Anarchism/Anti-State

Anarchy Bang: Episode Four – Capitalism

Aragorn Bang’s podcast. Also, check out Little Black Cart.

A great program discussing many pertinent issues.

Listen here.

Anarchists have largely agreed on the big two. Central to our politics is opposition to the State, or as we discussed last week the monopoly on violence (or corrected by some as the monopoly on the legitament use of violece) and opposition to Capitalism. This week let’s discuss what that means. Unlike the State, that we can largely ignore outside of paying taxes, being corraled at protests, and a brief hesitation prior to committing murder and the like, capitalism is largely something we “do” or at least experience every single day. So we both despise and participate in this system of organizing exchange relationships.

What does this mean for anarchists? Largely it means that we sound crazy when we discuss alternatives to the existing order. Being in this world and of another means that we discuss moral, ethical, and philosophical topics rather than practical or “reasonable” ones. We have very little to say, and less to offer, poor people. We argue the destiny that we are sure of like lunatics and mostly argue these points with some of the only other people who identify as anarchists who we insist are not.

And our natural allies are among the largest mass murderers of the twentieth century in Russia, China, and Vietnam. For some reason that has something to do with marketing and the way that the Internet makes people either lose their mind or forget the past Old Fashion Red Communism has come back into some sort of vogue. And closer to home one of the largest leaks in this little rowboat we call Anarchism is the even more obscure communisms of Pannekok, Luxemburg, and Theory Communiste from Holland, Germany, and France respectively. Europe is back baby as if it every went away.
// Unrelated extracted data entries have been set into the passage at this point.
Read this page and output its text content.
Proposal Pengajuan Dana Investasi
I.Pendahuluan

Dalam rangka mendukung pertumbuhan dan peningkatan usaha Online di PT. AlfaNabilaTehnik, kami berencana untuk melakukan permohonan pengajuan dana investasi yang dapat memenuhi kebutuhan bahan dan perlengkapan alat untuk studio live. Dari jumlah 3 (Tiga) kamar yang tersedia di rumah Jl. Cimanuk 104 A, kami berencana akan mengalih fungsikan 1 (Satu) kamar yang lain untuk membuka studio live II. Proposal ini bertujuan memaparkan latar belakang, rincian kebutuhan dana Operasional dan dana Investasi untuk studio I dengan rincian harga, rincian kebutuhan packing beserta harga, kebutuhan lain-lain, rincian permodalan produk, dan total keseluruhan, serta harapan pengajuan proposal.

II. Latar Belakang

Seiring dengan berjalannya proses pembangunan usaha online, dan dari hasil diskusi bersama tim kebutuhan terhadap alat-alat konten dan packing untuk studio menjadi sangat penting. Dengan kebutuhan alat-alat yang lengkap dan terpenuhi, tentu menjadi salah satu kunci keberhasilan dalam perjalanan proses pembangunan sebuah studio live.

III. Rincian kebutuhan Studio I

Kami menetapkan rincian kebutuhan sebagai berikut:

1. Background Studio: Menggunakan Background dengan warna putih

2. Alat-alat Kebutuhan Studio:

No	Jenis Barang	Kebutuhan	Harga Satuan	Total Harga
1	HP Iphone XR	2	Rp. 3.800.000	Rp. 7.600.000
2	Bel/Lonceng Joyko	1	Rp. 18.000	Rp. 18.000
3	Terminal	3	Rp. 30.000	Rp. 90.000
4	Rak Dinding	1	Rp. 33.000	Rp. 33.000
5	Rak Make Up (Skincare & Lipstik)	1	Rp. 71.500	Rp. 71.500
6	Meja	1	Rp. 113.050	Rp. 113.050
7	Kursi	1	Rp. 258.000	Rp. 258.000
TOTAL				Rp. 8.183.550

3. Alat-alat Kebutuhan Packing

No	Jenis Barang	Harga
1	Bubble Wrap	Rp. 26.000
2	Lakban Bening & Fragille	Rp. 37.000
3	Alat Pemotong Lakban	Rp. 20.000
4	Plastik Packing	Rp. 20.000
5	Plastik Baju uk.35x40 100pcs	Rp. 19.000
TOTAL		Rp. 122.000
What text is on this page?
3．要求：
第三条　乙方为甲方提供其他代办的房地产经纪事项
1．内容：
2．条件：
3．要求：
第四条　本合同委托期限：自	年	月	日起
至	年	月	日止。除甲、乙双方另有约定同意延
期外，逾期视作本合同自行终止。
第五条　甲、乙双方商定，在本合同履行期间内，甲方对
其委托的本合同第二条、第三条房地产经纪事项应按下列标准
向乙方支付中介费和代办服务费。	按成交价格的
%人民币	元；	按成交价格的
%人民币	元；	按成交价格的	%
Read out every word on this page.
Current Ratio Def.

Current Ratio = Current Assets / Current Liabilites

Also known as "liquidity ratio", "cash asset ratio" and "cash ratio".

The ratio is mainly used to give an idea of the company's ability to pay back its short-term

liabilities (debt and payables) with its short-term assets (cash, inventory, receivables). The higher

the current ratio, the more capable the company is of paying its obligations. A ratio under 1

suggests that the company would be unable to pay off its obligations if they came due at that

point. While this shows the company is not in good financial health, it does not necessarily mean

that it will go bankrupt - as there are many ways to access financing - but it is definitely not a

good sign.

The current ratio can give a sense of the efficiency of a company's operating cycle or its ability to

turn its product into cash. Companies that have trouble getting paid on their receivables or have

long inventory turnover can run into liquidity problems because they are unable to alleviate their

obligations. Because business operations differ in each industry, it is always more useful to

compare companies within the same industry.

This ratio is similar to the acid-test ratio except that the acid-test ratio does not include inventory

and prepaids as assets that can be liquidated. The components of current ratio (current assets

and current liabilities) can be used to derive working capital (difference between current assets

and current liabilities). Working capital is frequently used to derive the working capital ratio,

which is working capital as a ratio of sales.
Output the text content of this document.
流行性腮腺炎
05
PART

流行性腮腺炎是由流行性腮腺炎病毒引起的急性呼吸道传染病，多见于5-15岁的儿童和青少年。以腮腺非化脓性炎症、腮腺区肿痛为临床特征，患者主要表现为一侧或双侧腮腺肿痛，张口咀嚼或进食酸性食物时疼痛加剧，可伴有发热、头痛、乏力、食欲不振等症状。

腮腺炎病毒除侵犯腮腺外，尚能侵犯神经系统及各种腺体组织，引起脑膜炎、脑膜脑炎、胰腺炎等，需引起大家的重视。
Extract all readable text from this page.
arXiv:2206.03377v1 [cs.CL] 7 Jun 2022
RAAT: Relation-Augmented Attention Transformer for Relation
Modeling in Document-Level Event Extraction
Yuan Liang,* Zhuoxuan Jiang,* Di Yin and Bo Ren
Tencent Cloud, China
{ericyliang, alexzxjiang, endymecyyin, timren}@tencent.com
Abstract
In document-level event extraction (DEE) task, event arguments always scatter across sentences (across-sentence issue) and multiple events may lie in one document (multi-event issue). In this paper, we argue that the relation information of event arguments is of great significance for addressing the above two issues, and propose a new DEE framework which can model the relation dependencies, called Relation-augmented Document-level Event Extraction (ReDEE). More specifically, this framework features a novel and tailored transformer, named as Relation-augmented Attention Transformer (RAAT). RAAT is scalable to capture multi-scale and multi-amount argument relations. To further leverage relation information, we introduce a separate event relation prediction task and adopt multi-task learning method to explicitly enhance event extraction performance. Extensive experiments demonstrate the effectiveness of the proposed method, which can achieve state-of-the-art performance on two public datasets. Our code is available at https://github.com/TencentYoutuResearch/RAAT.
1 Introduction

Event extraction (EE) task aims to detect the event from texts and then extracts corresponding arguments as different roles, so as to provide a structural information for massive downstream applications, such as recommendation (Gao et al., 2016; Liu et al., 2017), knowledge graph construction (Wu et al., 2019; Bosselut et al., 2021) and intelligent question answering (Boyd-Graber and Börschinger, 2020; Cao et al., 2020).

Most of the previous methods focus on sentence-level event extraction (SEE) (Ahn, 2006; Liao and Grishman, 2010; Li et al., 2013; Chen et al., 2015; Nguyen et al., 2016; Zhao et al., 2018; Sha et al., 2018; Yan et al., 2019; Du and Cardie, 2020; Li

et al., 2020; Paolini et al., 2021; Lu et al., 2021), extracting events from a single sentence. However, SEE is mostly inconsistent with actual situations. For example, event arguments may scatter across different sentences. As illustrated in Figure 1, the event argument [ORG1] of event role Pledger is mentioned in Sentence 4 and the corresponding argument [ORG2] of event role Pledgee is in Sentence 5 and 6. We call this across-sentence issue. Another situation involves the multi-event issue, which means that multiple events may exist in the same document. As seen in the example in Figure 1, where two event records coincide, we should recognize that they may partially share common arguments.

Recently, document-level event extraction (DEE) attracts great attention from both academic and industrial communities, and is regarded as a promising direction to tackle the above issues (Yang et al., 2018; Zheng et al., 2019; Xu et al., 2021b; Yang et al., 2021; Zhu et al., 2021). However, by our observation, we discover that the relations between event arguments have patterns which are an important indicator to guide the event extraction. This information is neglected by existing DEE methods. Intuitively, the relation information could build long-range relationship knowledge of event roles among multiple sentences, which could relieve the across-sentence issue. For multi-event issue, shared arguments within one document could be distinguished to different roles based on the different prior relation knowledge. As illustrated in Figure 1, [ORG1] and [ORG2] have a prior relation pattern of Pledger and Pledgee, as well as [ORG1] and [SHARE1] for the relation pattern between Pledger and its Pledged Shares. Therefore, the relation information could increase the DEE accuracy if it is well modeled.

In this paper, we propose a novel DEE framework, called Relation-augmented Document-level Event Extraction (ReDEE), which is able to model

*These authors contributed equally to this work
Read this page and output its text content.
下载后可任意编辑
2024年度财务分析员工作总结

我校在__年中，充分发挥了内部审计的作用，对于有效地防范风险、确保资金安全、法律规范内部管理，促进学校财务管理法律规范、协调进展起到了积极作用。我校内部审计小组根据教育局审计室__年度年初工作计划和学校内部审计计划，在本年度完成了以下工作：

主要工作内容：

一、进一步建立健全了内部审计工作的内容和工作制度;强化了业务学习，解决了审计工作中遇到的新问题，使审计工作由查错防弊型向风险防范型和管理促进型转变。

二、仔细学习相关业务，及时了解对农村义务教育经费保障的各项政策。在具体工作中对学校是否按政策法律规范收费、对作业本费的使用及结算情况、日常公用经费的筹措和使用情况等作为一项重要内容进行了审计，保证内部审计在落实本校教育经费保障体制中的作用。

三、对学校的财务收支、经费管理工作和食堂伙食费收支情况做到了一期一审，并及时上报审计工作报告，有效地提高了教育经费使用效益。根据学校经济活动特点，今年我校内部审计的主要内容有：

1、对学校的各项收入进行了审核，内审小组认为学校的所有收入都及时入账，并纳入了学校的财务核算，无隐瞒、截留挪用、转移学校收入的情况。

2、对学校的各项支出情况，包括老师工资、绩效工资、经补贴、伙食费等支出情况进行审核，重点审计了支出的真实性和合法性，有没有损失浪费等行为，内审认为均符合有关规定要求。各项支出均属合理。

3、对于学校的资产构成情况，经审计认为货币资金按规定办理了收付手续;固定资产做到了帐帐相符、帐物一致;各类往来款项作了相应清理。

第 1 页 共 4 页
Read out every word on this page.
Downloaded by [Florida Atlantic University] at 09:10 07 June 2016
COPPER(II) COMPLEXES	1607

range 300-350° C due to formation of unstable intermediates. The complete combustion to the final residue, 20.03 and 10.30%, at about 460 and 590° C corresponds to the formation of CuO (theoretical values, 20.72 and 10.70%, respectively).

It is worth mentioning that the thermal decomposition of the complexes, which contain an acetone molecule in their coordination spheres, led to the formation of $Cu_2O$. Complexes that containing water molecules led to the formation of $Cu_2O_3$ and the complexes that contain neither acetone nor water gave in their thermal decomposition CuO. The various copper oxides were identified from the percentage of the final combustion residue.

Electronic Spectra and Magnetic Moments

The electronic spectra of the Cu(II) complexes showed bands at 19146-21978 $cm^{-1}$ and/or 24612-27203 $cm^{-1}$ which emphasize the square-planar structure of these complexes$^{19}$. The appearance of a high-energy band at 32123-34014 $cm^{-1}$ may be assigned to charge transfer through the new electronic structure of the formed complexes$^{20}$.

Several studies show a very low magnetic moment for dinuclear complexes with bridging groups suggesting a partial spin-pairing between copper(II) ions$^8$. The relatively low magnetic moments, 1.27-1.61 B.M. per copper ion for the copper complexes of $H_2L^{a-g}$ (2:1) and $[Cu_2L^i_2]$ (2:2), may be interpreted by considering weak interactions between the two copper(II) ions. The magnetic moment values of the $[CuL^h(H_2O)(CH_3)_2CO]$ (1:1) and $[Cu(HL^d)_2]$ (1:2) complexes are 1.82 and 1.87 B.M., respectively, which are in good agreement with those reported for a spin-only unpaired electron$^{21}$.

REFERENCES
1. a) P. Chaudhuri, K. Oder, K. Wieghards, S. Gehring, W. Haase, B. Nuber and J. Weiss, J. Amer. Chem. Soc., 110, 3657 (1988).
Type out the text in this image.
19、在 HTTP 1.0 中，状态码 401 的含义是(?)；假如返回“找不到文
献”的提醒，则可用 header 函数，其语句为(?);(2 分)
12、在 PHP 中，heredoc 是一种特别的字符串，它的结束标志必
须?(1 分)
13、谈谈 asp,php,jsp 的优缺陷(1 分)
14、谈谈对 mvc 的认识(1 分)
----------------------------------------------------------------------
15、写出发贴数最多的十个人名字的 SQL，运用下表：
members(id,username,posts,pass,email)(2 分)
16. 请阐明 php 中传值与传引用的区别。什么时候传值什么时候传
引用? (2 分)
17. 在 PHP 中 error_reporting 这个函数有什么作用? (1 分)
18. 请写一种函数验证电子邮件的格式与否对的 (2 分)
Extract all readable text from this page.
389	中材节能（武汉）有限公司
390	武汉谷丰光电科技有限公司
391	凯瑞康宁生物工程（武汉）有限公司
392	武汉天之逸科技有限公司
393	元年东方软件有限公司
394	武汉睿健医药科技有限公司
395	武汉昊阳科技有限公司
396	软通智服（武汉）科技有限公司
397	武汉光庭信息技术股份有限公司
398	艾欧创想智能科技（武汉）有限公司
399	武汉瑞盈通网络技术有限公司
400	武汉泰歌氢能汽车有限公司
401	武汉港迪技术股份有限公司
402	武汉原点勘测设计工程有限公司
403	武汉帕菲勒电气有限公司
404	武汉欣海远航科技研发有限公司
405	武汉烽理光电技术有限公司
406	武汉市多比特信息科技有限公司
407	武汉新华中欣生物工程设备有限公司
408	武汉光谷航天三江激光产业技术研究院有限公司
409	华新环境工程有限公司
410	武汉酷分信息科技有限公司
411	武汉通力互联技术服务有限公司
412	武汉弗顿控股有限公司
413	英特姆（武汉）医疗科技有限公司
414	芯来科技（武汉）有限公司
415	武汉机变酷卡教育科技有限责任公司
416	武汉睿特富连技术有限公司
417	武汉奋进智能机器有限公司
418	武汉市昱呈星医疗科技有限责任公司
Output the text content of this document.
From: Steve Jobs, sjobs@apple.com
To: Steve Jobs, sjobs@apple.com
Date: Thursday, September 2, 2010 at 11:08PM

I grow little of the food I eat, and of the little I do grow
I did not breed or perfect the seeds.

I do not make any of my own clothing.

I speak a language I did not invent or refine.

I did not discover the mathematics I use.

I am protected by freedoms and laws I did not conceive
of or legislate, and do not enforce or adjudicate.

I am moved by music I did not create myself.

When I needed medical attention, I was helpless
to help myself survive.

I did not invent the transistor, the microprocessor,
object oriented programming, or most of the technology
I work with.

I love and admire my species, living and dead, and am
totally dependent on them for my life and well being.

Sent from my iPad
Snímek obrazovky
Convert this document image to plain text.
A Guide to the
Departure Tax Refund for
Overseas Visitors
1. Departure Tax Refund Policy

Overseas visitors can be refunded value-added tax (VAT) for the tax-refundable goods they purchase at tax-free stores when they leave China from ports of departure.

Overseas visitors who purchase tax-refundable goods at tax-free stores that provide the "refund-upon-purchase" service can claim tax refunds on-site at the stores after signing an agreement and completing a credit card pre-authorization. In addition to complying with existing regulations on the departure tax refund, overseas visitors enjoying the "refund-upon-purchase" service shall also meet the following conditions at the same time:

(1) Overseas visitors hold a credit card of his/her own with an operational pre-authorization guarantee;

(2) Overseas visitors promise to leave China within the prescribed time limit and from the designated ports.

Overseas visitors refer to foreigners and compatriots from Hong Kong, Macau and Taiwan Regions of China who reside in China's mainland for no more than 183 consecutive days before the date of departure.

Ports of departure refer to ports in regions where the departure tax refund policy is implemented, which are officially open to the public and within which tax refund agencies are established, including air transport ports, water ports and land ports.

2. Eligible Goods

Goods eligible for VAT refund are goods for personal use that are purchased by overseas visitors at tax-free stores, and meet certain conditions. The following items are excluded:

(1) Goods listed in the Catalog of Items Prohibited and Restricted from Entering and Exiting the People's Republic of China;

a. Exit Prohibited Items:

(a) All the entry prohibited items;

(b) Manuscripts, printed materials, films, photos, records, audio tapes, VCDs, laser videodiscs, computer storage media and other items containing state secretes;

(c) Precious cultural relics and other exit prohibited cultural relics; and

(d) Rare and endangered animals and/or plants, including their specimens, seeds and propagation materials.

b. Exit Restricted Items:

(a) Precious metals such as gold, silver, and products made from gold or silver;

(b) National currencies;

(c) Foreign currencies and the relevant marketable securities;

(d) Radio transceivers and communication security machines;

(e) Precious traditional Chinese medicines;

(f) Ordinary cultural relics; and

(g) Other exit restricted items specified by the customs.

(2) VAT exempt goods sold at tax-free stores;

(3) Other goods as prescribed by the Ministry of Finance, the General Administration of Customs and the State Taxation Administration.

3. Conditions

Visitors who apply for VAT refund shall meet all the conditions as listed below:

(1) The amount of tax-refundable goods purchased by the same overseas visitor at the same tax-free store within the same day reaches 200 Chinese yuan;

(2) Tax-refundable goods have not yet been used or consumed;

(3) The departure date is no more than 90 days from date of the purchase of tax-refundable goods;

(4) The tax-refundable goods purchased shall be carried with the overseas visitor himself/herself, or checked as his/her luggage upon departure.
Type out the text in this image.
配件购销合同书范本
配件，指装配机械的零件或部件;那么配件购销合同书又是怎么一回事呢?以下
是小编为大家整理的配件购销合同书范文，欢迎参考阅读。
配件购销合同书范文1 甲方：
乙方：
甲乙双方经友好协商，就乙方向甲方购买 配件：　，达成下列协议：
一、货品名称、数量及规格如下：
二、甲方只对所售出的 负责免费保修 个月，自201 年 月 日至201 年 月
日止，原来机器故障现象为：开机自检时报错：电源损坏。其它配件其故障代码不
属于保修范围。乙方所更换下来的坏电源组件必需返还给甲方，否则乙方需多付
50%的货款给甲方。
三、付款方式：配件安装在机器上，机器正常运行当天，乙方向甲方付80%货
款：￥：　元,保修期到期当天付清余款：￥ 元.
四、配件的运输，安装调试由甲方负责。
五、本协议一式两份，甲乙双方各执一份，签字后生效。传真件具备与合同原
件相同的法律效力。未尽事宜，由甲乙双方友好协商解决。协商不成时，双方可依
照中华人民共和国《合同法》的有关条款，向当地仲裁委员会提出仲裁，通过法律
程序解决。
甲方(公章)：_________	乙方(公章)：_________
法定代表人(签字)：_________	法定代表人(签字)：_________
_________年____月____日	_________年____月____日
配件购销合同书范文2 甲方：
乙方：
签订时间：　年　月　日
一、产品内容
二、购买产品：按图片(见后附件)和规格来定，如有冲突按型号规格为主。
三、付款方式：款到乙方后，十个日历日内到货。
This week our challenge is to stake our position on Capitalism. Great oppositional system against human self-expression and self-worth or greatest system? Call in and let us discuss capitalism, it’s strength’s, which are many, and its weaknesses.

2 replies »

  1. Are these folks at odds with your and ATS? I actually find a lot of what they talk about aligns with a lot of what ATS is trying to do. What is the actual disconnect between there post left interpretation and yours/ATS?

    • I wouldn’t pretend to speak for them, but I think it comes down to the fact that ATS accepts “non-left” (or “non-left or non-post-left”) forms of anarchism as legitimate branches of anarchism, like Rothbardian ancaps, national-anarchists, or those with some kind of traditionalist, conservative, religious, or (especially) Eurocentric orientation. They may be “post-left” but they still seem to hold to the standard “culture war” paradigm of POC-womyn-LGBTQs-oppressed others vs. privileged hegemonic straight white Christian males. I’m interested in moving past that and embracing all self-determination oriented, alternative culture movements, from romantic medievalists to Oranians to monastic orders to Dolezalites to furries and otherkin. Anyone who generally favors a society based on free associations, voluntary communities and (consequently) decentralized pluralism is welcome under the ATS umbrella.

      To use the sci-fi analogies once again, ATS is like “Star Wars,” i.e. the rebel alliance against the empire with as much diversity as the creature cantina. Or “Star Trek,” i.e. infinite diversity in infinite combination united by the “prime directive” (non-aggression principle, non-interference, self-determination for all). That includes all heresies (medical, scientific, historical, philosophical, spiritual, political), all conspiracies, all identities, all religions, all moralities, all subcultures, all countercultures, all sexualities/anti-sexualities, space colonizers, seasteaders, primitivists, transhumanists, subterranean colonizers, etc.

      I don’t think the “post-left” milieu has really reached that point yet.